New To Us. #3 will be on September 21st at 20:30 at Hlemmur Square. Admission is free!
“If you’re a new artist, where do you start?” asks James Cox, the music co-ordinator at Hlemmur Square. The British transplant sits back on a couch in the corner of the hostel-cum-café, smiling broadly. “How do you do that? Where do you play? Well, we’ve created a dedicated space [for those artists] to make a home in before they take a step up.” He pauses, wringing his hands together. “And that’s New To Us.”
The new concert series, created by James in collaboration with Hlemmur Square bar manager Halldór Viðar Hjaltested, seeks to shine a light on the newest and brightest of the Icelandic scene. The series also hopes to put Hlemmur Square on the map as a proper concert venue, something that’s desperately needed in light of the continued closure of many music venues around the city.
“There’s a lot going on in the DIY/underground scene,” James explains. “There are a lot of interesting artists that need a stage to showcase themselves and maybe give them a new audience, give them somewhere to play, and somewhere to build on.”
And the first iterations have, he emphasized, been successful in that regard. “The first one was with Dead Bird Lady and Frid,” he says. “Frid is so talented and it was only her fourth or fifth gig. The set was amazing, and watching it, I thought, ‘This is why we do this.’”

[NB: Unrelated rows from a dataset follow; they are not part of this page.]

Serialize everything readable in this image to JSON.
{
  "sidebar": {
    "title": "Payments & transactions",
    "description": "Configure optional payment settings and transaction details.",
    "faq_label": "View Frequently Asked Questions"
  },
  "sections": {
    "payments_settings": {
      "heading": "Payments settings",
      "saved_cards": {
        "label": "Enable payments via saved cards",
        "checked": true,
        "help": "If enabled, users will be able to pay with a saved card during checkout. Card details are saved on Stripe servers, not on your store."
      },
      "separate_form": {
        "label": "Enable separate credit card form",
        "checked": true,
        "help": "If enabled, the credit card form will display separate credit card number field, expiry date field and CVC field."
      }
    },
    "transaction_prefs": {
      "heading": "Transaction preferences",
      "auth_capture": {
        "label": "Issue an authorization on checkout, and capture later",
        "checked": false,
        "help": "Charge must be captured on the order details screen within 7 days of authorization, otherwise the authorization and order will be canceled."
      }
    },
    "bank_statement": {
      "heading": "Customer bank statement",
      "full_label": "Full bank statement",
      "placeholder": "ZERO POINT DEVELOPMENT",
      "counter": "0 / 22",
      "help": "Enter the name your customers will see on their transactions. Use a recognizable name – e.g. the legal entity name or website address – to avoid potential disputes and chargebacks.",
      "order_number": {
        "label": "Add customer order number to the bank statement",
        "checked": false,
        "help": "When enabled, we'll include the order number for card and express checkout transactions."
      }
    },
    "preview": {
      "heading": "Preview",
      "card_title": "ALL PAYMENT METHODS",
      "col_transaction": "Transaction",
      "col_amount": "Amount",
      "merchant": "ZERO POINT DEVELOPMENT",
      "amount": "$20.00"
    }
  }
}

The second event featured second-place Músíktilraunir winners Konfekt as well as Elín Harpa. “Konfekt only started performing as a band in 2019, and they’ve already taken 2nd in the Music Experiments Competition. It’s an exciting time to get involved,” he relays.
Enter the library
Hlemmur Square has, in the past, occasionally hosted concerts, namely as an Airwaves Off-Venue, but always in the front of the hostel directly next to the door. New To Us, though, will move the party from the main entrance into a smaller room in the back, therefore making the concert more centralised. “We call it the library,” James explains. “It’s covered with antique furniture, weird picture frames, lamps, so it makes for a cosy, intimate place, where everyone is there to listen to the music.”
The next event, which will be on September 21st, features newcomer Salóme Katrín and Matthildur. While Salóme has yet to release recorded music, the Grapevine recently named her “one to watch” after seeing her performance at this year’s Hátiðni festival. Matthildur, meanwhile, is known for her soothing and seductive vocals, which are sure to thrive in the intimate concert space.
“We want to put on new artists and new music,” James explains. “And also have an exciting night where people can come to see the ‘next big thing’ they didn’t even know about.”